Comment by jdthedisciple

10 hours ago

Just leaving this here

https://en.wikipedia.org/wiki/1953_Iranian_coup_d'%C3%A9tat

Whenever I see mentions of the protesters asking for the Sha to come back, I can't but to worry for the future of Iran even if the protests succeed.

Fun fact, the clergy was a crucial part of the coup, backed by CIA. The same people in power now, btw.

  • Fun fact, the same people who preach democracy to you all day,

    plotted and went about to oust one of the most democratically legitimate leaders of his country by night.

    Let that sink in for a moment.

    • I am almost sure that every single person who plotted the 1953 coup is dead. Maybe one of them survives somewhere aged 103 and no longer knowing their name.

      Should Macron be judged by what Napoleon III. (or for that matter, I.) did? Surely there is some kind of continuity between those French heads of state, they even fly the some colors and sit in the same palace.

      6 replies →

I never understood why some people get so fixated on one event in 1953, as if nothing else mattered after that.

Sure, it had a nontrivial effect. But it also happened in a time when Stalin and Churchill were still alive, there were 6 billion people fewer on the planet and the first antibiotics and transistors barely entered production. Korea was poorer than Ghana etc.

It is 2026, three generations have passed, and not everything can be explained and excused by a 1953 event forever. But it is convenient for autocracy advocates in general.

It reminds me of the worship of the Great Patriotic War in Russia. Again, as if nothing that happened later matters.
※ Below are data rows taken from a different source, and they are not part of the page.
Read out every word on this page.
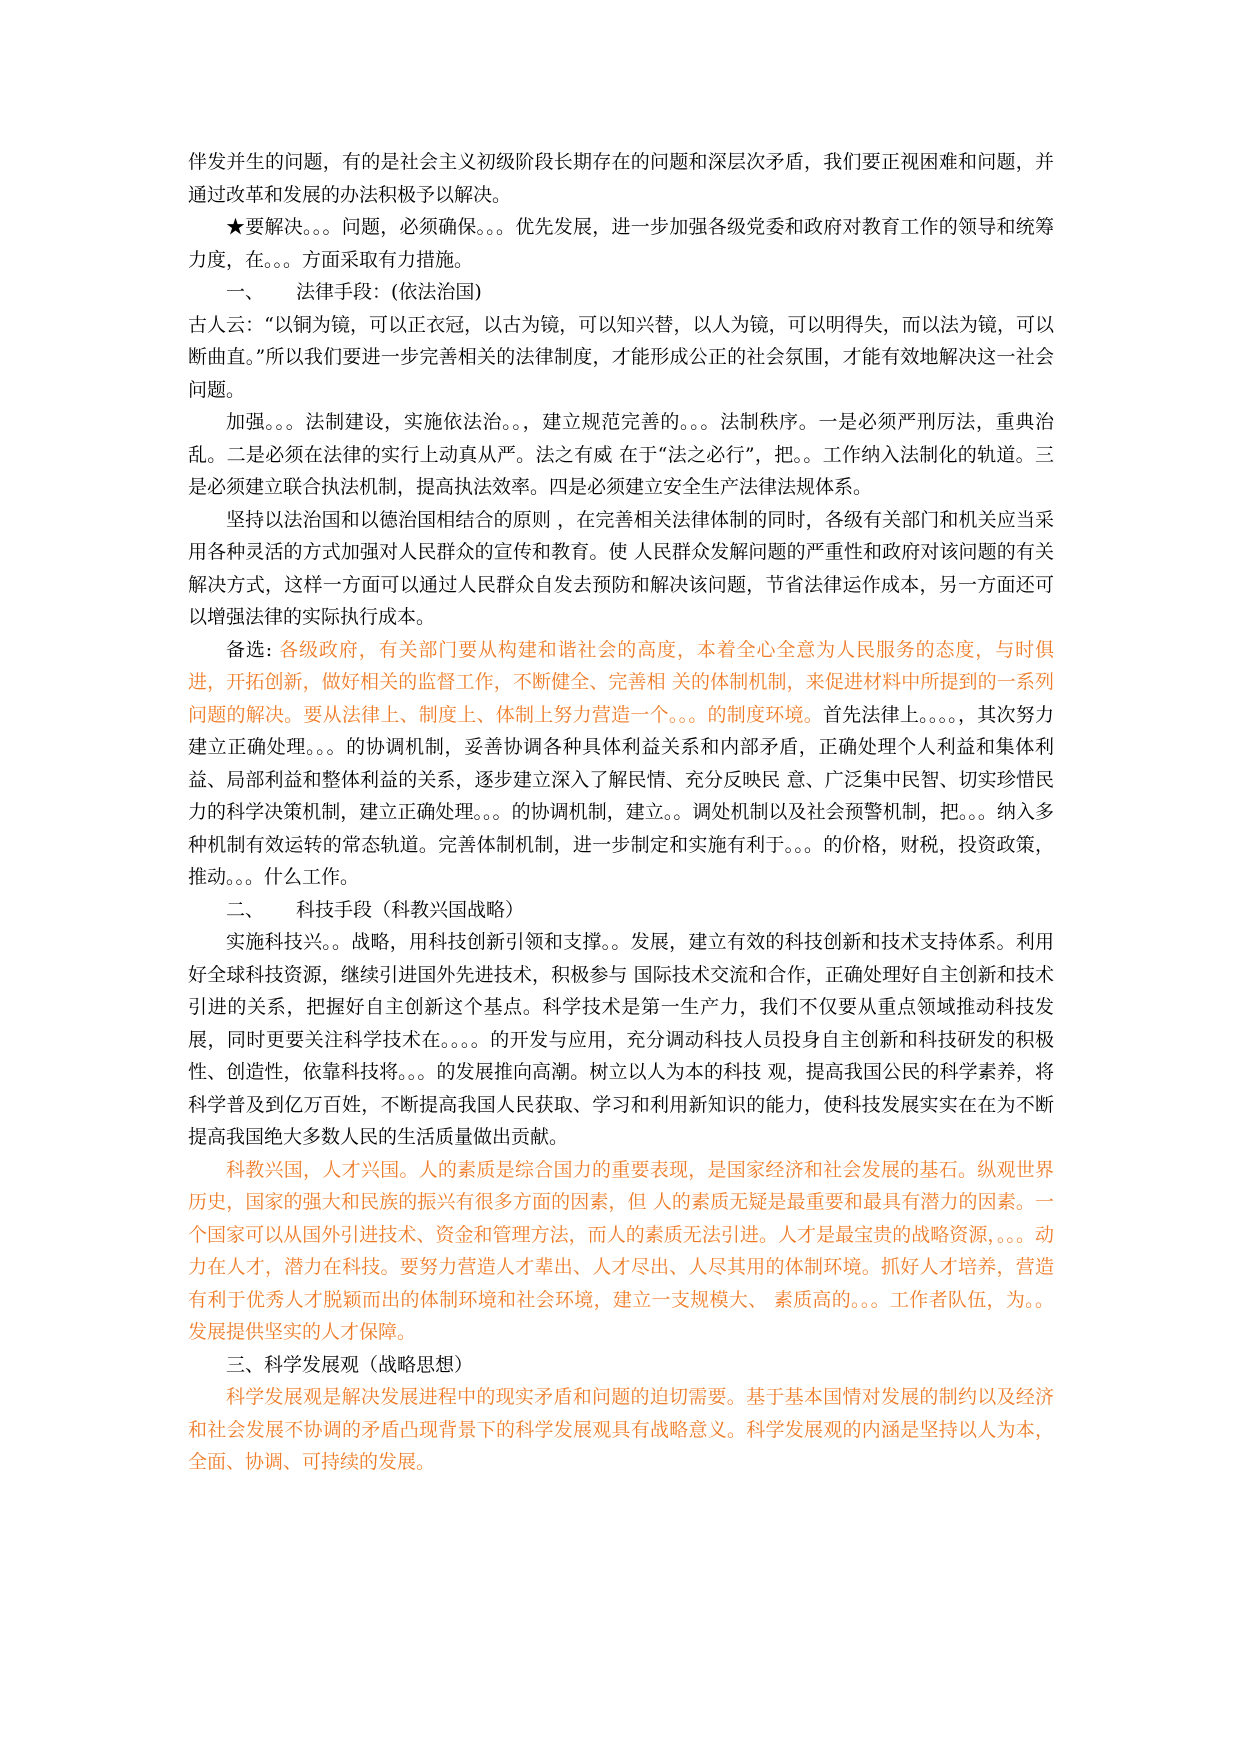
伴发并生的问题，有的是社会主义初级阶段长期存在的问题和深层次矛盾，我们要正视困难和问题，并通过改革和发展的办法积极予以解决。

★要解决。。。问题，必须确保。。。优先发展，进一步加强各级党委和政府对教育工作的领导和统筹力度，在。。。方面采取有力措施。

一、 法律手段：(依法治国)

古人云：“以铜为镜，可以正衣冠，以古为镜，可以知兴替，以人为镜，可以明得失，而以法为镜，可以断曲直。”所以我们要进一步完善相关的法律制度，才能形成公正的社会氛围，才能有效地解决这一社会问题。

加强。。。法制建设，实施依法治。。，建立规范完善的。。。法制秩序。一是必须严刑厉法，重典治乱。二是必须在法律的实行上动真从严。法之有威 在于“法之必行”，把。。工作纳入法制化的轨道。三是必须建立联合执法机制，提高执法效率。四是必须建立安全生产法律法规体系。

坚持以法治国和以德治国相结合的原则 ，在完善相关法律体制的同时，各级有关部门和机关应当采用各种灵活的方式加强对人民群众的宣传和教育。使 人民群众发解问题的严重性和政府对该问题的有关解决方式，这样一方面可以通过人民群众自发去预防和解决该问题，节省法律运作成本，另一方面还可以增强法律的实际执行成本。

备选: 各级政府，有关部门要从构建和谐社会的高度，本着全心全意为人民服务的态度，与时俱进，开拓创新，做好相关的监督工作，不断健全、完善相 关的体制机制，来促进材料中所提到的一系列问题的解决。要从法律上、制度上、体制上努力营造一个。。。的制度环境。首先法律上。。。。，其次努力建立正确处理。。。的协调机制，妥善协调各种具体利益关系和内部矛盾，正确处理个人利益和集体利益、局部利益和整体利益的关系，逐步建立深入了解民情、充分反映民 意、广泛集中民智、切实珍惜民力的科学决策机制，建立正确处理。。。的协调机制，建立。。调处机制以及社会预警机制，把。。。纳入多种机制有效运转的常态轨道。完善体制机制，进一步制定和实施有利于。。。的价格，财税，投资政策，推动。。。什么工作。

二、 科技手段（科教兴国战略）

实施科技兴。。战略，用科技创新引领和支撑。。发展，建立有效的科技创新和技术支持体系。利用好全球科技资源，继续引进国外先进技术，积极参与 国际技术交流和合作，正确处理好自主创新和技术引进的关系，把握好自主创新这个基点。科学技术是第一生产力，我们不仅要从重点领域推动科技发展，同时更要关注科学技术在。。。。的开发与应用，充分调动科技人员投身自主创新和科技研发的积极性、创造性，依靠科技将。。。的发展推向高潮。树立以人为本的科技 观，提高我国公民的科学素养，将科学普及到亿万百姓，不断提高我国人民获取、学习和利用新知识的能力，使科技发展实实在在为不断提高我国绝大多数人民的生活质量做出贡献。

科教兴国，人才兴国。人的素质是综合国力的重要表现，是国家经济和社会发展的基石。纵观世界历史，国家的强大和民族的振兴有很多方面的因素，但 人的素质无疑是最重要和最具有潜力的因素。一个国家可以从国外引进技术、资金和管理方法，而人的素质无法引进。人才是最宝贵的战略资源，。。。动力在人才，潜力在科技。要努力营造人才辈出、人才尽出、人尽其用的体制环境。抓好人才培养，营造有利于优秀人才脱颖而出的体制环境和社会环境，建立一支规模大、 素质高的。。。工作者队伍，为。。发展提供坚实的人才保障。

三、科学发展观（战略思想）

科学发展观是解决发展进程中的现实矛盾和问题的迫切需要。基于基本国情对发展的制约以及经济和社会发展不协调的矛盾凸现背景下的科学发展观具有战略意义。科学发展观的内涵是坚持以人为本，全面、协调、可持续的发展。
  • The current Ayatollah bullshit cannot be explained without that coup d'état. People flocked to the religious zealots because the alternative was a Western satrap.

    • Sorta-kinda.

      It is a bit like explaining the Communist coup in Czechoslovakia (1948) by the Western betrayal at Munich in 1938. It was a factor. But not The Factor. Just one of many.

      In case of Iran, there, too, were other factors at play. The general drive of the Shah to be the Iranian Atatürk-like Modernizer, which clashed with the conservative rural population. The abilities of Khomeini, who pursued his goal of overthrowing the monarchy with absolute zeal. (Would Turkey be nowadays a modern state if Atatürk himself faced a similar opponent?) Willingness of France to shelter Khomeini and willingness of some Western intellectuals to fawn over him. Naivete of the Iranian Left that joined Khomeinis movement and hoped to come up on top, only to eventually get slaughtered for being "enemies of God".

      Etc.etc. It is somewhat intellectually lazy to just drag out Mossadegh and leave the conversation, like GP did. It also masks other unpleasant facts.

      For example, in my opinion, the Western intellectual class of the 1970s made a serious mistake by supporting Khomeini and cannot even bring itself to acknowledge it. I think this was at least as consequential to the eventual birth of the Islamic Republic as the Mossadegh coup. But the more people talk about the latter, the more they tend to forget about the former.

  • It's the nature of fascist countries to be fixated on the past

    timothy snyder describes it as the "politics of eternity"

    • People in general tend to be nostalgic, but yeah, a specific sort of politician will use it for their own purpose.